The statutes of New Mexico provide that, in the absence of legitimate children, illegitimate children inherit.
A natural guardian has no power to release the claim of a ward to an inheritance without the sanction of some tribunal.
On March 29, 1886, the appellees, Doloritas Martin De Cordoba et al., filed their bill in the District Court of the County of Mora, Fourth Judicial District, Territory of New Mexico, to establish their rights as the children and heirs of one Frederick Metzger. After answer, the case was referred to a master, who reported findings of fact and conclusions of law in favor of the plaintiffs. Upon a hearing in the district court, a decree was entered adversely to the conclusions of the master, and for the defendants. On appeal to the supreme court of the territory, that decree was, on August 24, 1895, reversed, and one entered remanding the case to the district court, with instructions to enter a decree in conformity with the findings and conclusions of the master. Thereupon the defendants appealed to this Court.

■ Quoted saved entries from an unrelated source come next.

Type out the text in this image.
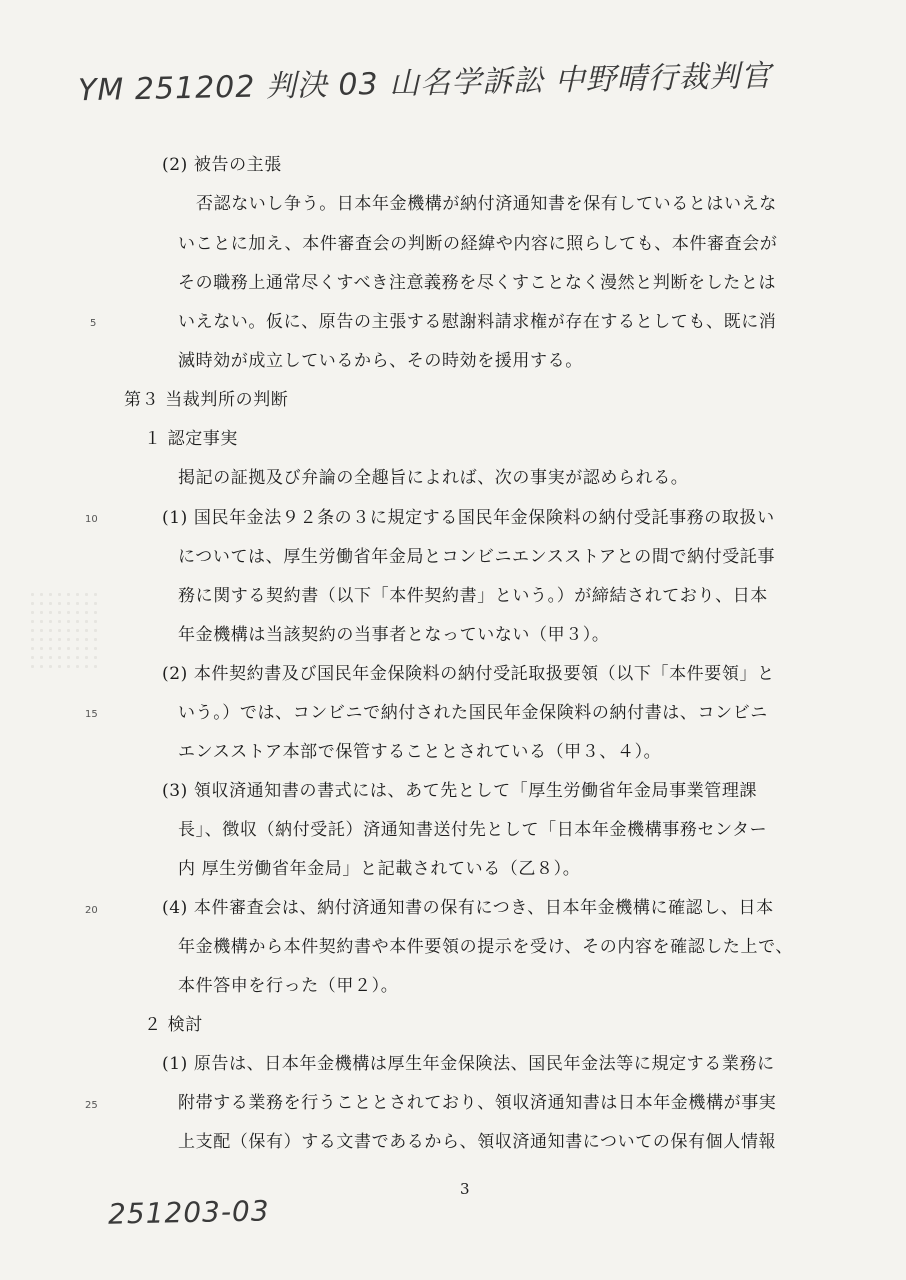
YM 251202 判決 03 山名学訴訟 中野晴行裁判官
5
10
15
20
25
(2) 被告の主張
否認ないし争う。日本年金機構が納付済通知書を保有しているとはいえな
いことに加え、本件審査会の判断の経緯や内容に照らしても、本件審査会が
その職務上通常尽くすべき注意義務を尽くすことなく漫然と判断をしたとは
いえない。仮に、原告の主張する慰謝料請求権が存在するとしても、既に消
滅時効が成立しているから、その時効を援用する。
第３ 当裁判所の判断
１ 認定事実
掲記の証拠及び弁論の全趣旨によれば、次の事実が認められる。
(1) 国民年金法９２条の３に規定する国民年金保険料の納付受託事務の取扱い
については、厚生労働省年金局とコンビニエンスストアとの間で納付受託事
務に関する契約書（以下「本件契約書」という。）が締結されており、日本
年金機構は当該契約の当事者となっていない（甲３）。
(2) 本件契約書及び国民年金保険料の納付受託取扱要領（以下「本件要領」と
いう。）では、コンビニで納付された国民年金保険料の納付書は、コンビニ
エンスストア本部で保管することとされている（甲３、４）。
(3) 領収済通知書の書式には、あて先として「厚生労働省年金局事業管理課
長」、徴収（納付受託）済通知書送付先として「日本年金機構事務センター
内 厚生労働省年金局」と記載されている（乙８）。
(4) 本件審査会は、納付済通知書の保有につき、日本年金機構に確認し、日本
年金機構から本件契約書や本件要領の提示を受け、その内容を確認した上で、
本件答申を行った（甲２）。
２ 検討
(1) 原告は、日本年金機構は厚生年金保険法、国民年金法等に規定する業務に
附帯する業務を行うこととされており、領収済通知書は日本年金機構が事実
上支配（保有）する文書であるから、領収済通知書についての保有個人情報
3
251203-03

At the time of entering the decree, and also of overruling
a petition for rehearing, no statement of facts was prepared by the supreme court, and no other determination of the facts than such as appears from the direction to enter a decree in conformity with the findings and recommendations of the master. But after the supreme court had adjourned, an application was made to have the findings of fact made by the master incorporated into the record as a statement and finding of facts by that court for the purpose of an appeal, and upon that application, the following order was entered:
"And now the foregoing statement and finding as to the facts proven and established by the evidence in each of said causes are ordered to be incorporated in the record of said supreme court as part thereof, as fully as we may be thereunto empowered, the July term of the supreme court having been adjourned on the 26th day of September, A.D. 1896, and this order made and signed by each of the judges while in his district respectively."

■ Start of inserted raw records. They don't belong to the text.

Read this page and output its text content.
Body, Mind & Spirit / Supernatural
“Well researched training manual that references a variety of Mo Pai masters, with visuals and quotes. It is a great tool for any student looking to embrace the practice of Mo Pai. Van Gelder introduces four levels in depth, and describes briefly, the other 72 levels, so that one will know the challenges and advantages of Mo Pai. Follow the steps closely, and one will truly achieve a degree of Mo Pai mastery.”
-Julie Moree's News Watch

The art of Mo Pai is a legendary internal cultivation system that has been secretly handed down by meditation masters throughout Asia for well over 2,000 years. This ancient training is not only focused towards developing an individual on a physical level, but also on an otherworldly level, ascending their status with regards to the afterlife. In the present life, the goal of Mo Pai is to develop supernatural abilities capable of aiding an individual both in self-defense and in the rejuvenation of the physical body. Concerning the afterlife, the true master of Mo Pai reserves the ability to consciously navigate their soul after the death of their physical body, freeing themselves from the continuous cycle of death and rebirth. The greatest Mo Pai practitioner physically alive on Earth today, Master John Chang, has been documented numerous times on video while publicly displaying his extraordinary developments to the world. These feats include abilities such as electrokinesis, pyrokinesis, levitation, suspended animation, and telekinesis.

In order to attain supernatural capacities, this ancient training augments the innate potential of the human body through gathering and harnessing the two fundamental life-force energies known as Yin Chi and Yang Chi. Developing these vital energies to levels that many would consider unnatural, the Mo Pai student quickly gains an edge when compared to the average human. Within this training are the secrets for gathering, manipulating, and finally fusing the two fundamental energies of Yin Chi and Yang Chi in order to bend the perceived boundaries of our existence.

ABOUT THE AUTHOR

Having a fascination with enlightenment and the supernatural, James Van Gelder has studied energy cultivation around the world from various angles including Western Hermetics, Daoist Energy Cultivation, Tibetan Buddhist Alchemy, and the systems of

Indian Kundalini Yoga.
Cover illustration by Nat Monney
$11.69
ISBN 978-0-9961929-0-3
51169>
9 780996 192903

"Thomas Smith, Chief Justice"
"Needham C. Collier, Associate Justice"
"Supreme Court of New Mexico"
"Signed at Silver City, in the Third Judicial District"
"Gideon D. Bantz"
"Associate Justice of the Supreme Court of New"

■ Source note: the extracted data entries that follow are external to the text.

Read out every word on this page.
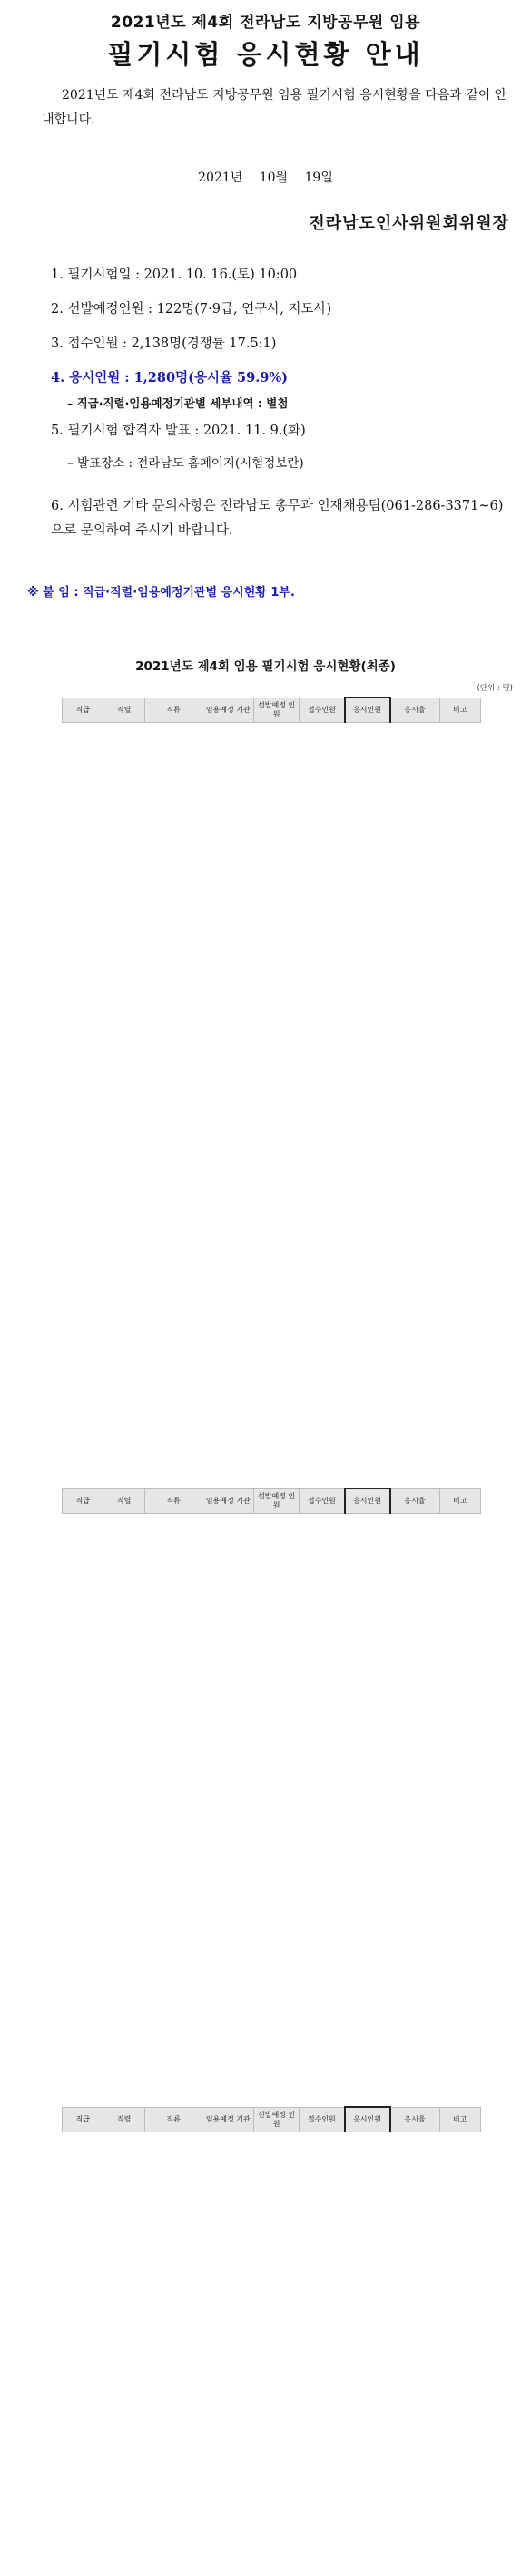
2021년도 제4회 전라남도 지방공무원 임용
필기시험 응시현황 안내
2021년도 제4회 전라남도 지방공무원 임용 필기시험 응시현황을 다음과 같이 안내합니다.
2021년 10월 19일
전라남도인사위원회위원장
1. 필기시험일 : 2021. 10. 16.(토) 10:00
2. 선발예정인원 : 122명(7·9급, 연구사, 지도사)
3. 접수인원 : 2,138명(경쟁률 17.5:1)
4. 응시인원 : 1,280명(응시율 59.9%)
– 직급·직렬·임용예정기관별 세부내역 : 별첨
5. 필기시험 합격자 발표 : 2021. 11. 9.(화)
– 발표장소 : 전라남도 홈페이지(시험정보란)
6. 시험관련 기타 문의사항은 전라남도 총무과 인재채용팀(061-286-3371~6) 으로 문의하여 주시기 바랍니다.
※ 붙 임 : 직급·직렬·임용예정기관별 응시현황 1부.
2021년도 제4회 임용 필기시험 응시현황(최종)
(단위 : 명)
직급	직렬	직류	임용예정 기관	선발예정 인원	접수인원	응시인원	응시율	비고
직급	직렬	직류	임용예정 기관	선발예정 인원	접수인원	응시인원	응시율	비고
직급	직렬	직류	임용예정 기관	선발예정 인원	접수인원	응시인원	응시율	비고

"Mexico and Presiding Judge of the Third"
"Judicial District Court"
"Signed at Santa Fe, N.M., in the First Judicial District"
"N. B. Laughlin"
"Associate Justice of the Supreme Court and"
"Judge of the First Judicial District"
It appears from the bill, answer, and findings that Frederick Metzger, though an unmarried man, was the father of several children by different women, and this suit is one between these several illegitimate children to determine their respective rights to share in his estate. The counsel for appellants says in his brief:
"The bill of complaint and the testimony present for determination of the count two questions: first, what estate
and property did Metzger own at the time of his death?, and second, who is entitled to that estate?"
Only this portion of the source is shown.